Why it could be wrong to name defence secretary as CAG

Apart from lack of transparency in the process, Shashi Kant Sharma will be auditing his own decisions

ashishm

Ashish Mehta | May 21, 2013



Vinod Rai is retiring tomorrow (May 22), and as of today there is no official announcement on his successor. Media reports quoting anonymous officials say defence secretary Shashi Kant Sharma’s appointment has been cleared by president Pranab Mukherjee.

There are a couple of questions that need to be raised – and you can bank on Prashant Bhushan to do so (watch this space for more from his press conference at 3 pm today). Before Bhushan, the lawyer and social activist, makes a detailed case, here are a couple of questions to begin with (and these have nothing to do with integrity or pliability of the candidate):

Transparency
CAG is a crucial office, comparable to the chief justice of India (CJI) and the chief election commissioner (CEC0. How would it sound if the name of the next CJI or CEC is a matter of speculative reports a day ahead of the incumbent’s retirement? However, that is the story with the CAG’s appointment. There is no collegium; no one knows who takes the call: the PM or FM or their party boss. The only thing known is that the president signs on the dotted lines.
And this is not a UPA innovation; it has been so for quite some time – as pointed out in great detail in our earlier Trithesh Nandan’s report ‘How not to select Vinod Rai’s successor’.

In fact, in 1996, VK Shunglu was appointed a full week after CG Somiah retired!

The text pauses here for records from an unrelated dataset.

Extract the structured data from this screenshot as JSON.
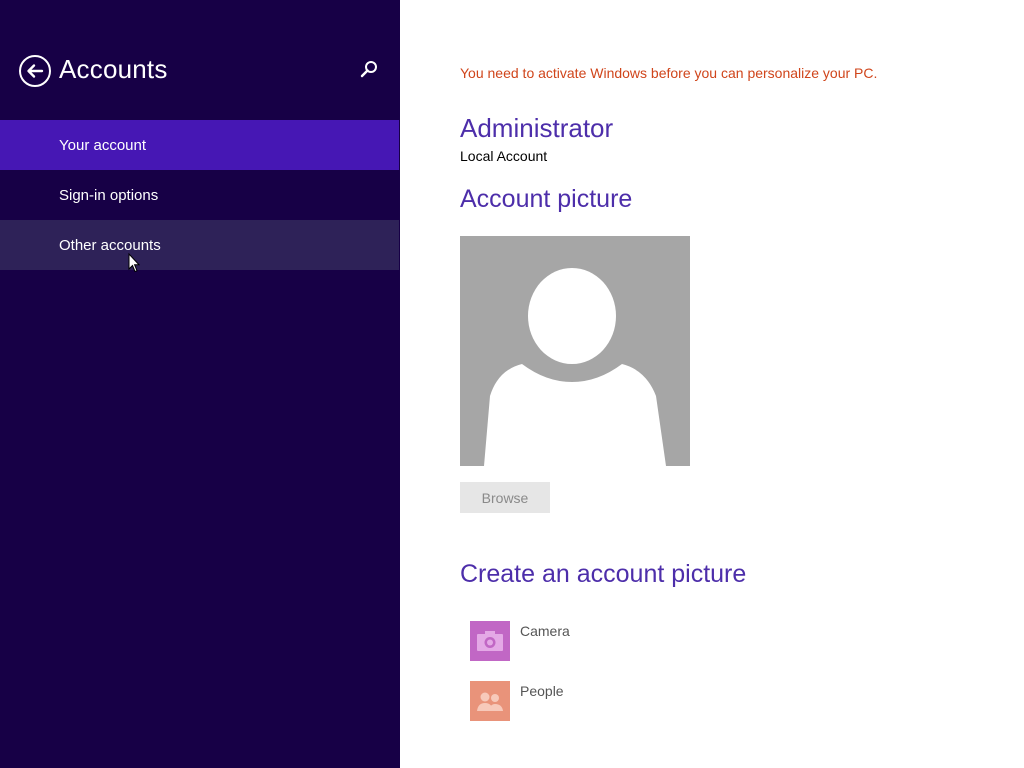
{
  "sidebar": {
    "title": "Accounts",
    "back_icon": "back-arrow-icon",
    "search_icon": "search-icon",
    "items": [
      {
        "label": "Your account",
        "state": "selected"
      },
      {
        "label": "Sign-in options",
        "state": "normal"
      },
      {
        "label": "Other accounts",
        "state": "hover"
      }
    ]
  },
  "main": {
    "activation_warning": "You need to activate Windows before you can personalize your PC.",
    "user_name": "Administrator",
    "account_type": "Local Account",
    "account_picture_title": "Account picture",
    "avatar_icon": "default-user-silhouette-icon",
    "browse_label": "Browse",
    "create_title": "Create an account picture",
    "apps": [
      {
        "label": "Camera",
        "icon": "camera-icon",
        "color": "#c167c5"
      },
      {
        "label": "People",
        "icon": "people-icon",
        "color": "#e9937a"
      }
    ]
  },
  "colors": {
    "sidebar_bg": "#170046",
    "selected_bg": "#4617b4",
    "hover_bg": "#2e2258",
    "accent_text": "#4d2eaa",
    "warning_text": "#d0451b"
  }
}
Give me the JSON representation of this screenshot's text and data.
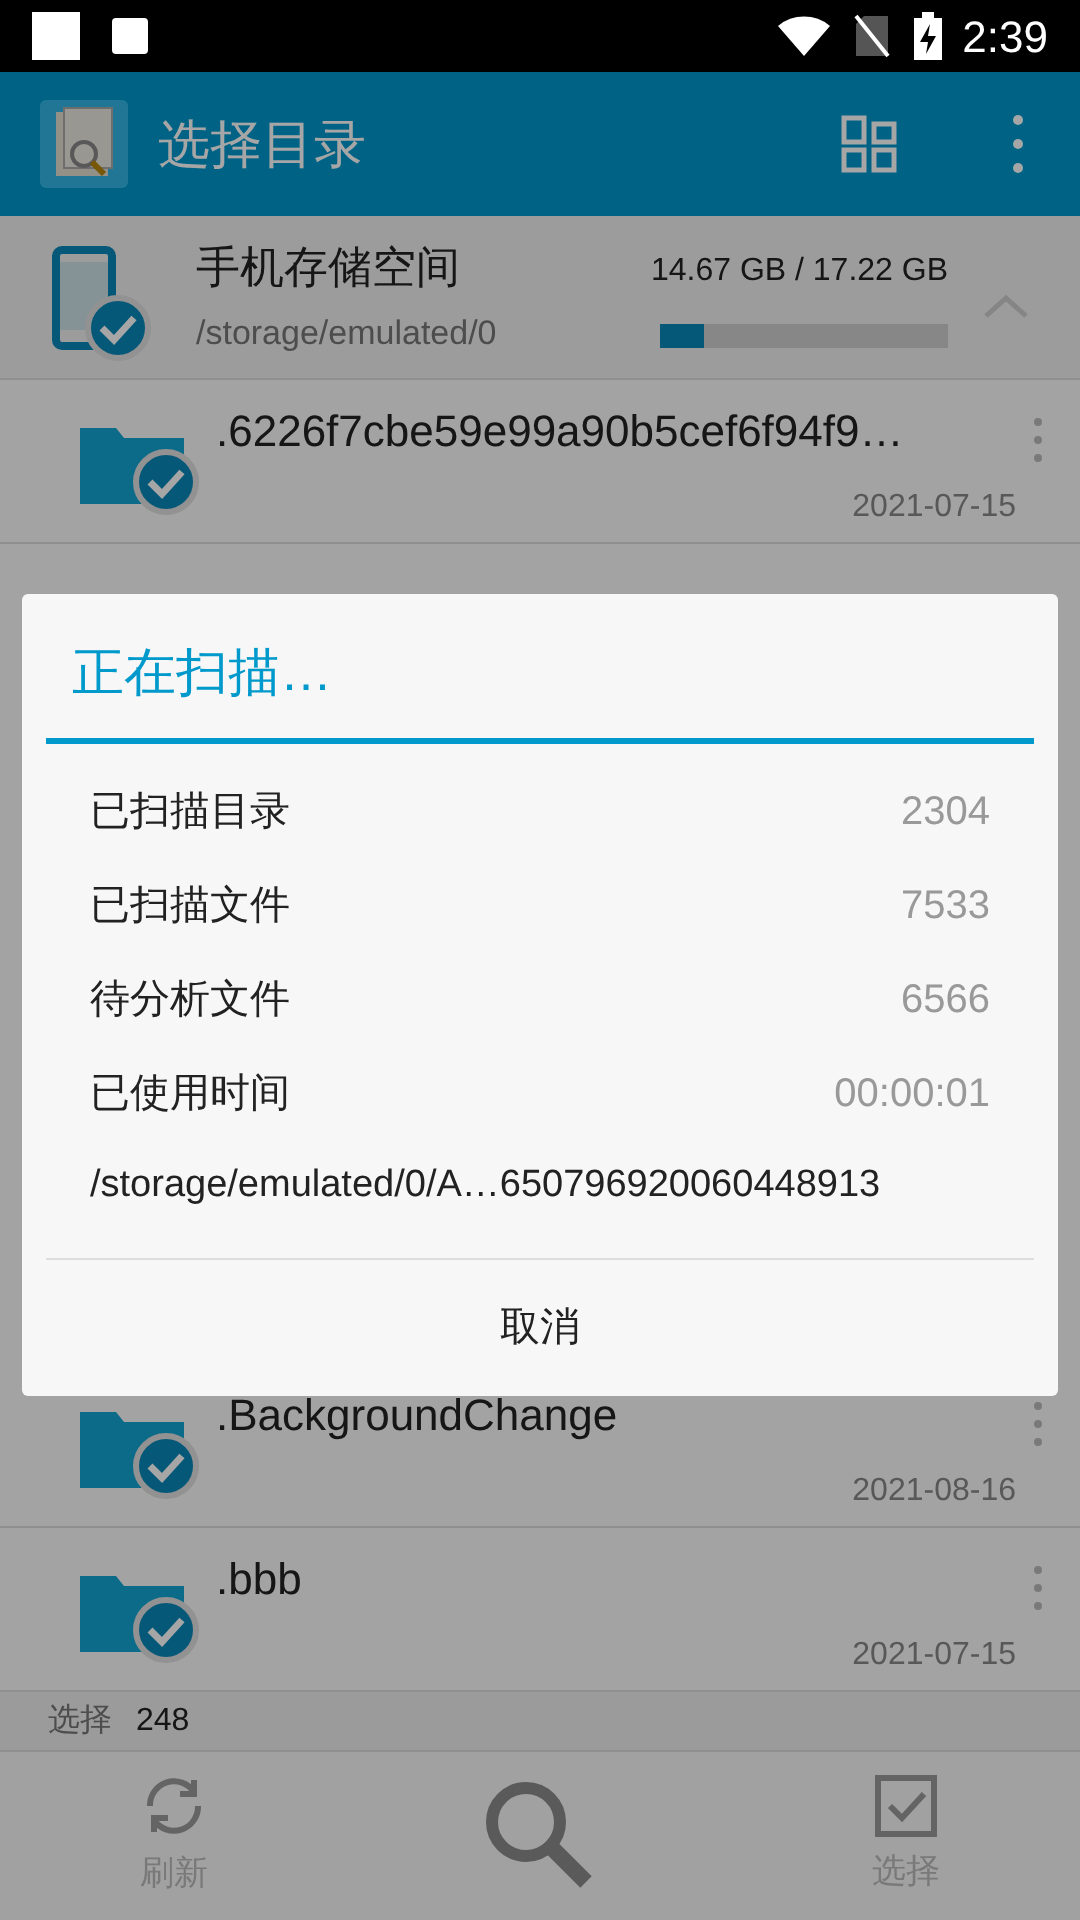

In the age of RTI, the appointment to a critically important office like CAG could be a bit more transparent.
 
Conflict of interest
If Sharma becomes CAG, then over the next year, among other tasks, he will be auditing the accounts of the defence ministry, of which he is today the top bureaucrat. As Kamal Kant Jaswal, president, Common Cause, and former secretary, government of India, told Governance Now: “If you appoint an officer who was a defence, petroleum or telecom secretary and make him CAG, he will have to review his own actions. How would you ensure objectivity when executive decisions taken during his own term are to be considered by him?”

Again, this is not a UPA innovation, and there is a precedent. Gian Prakash, the first IAS officer to hold the CAG office, was a defence secretary. “During his tenure, the defence audits were compromised up to certain extent. The defence audit officer of CAG office had a tough time dealing with Prakash. The paragraphs on defence audits kept reducing during his tenure,” a former deputy CAG has told Governance Now [see more in the detailed report in Trithesh’s story].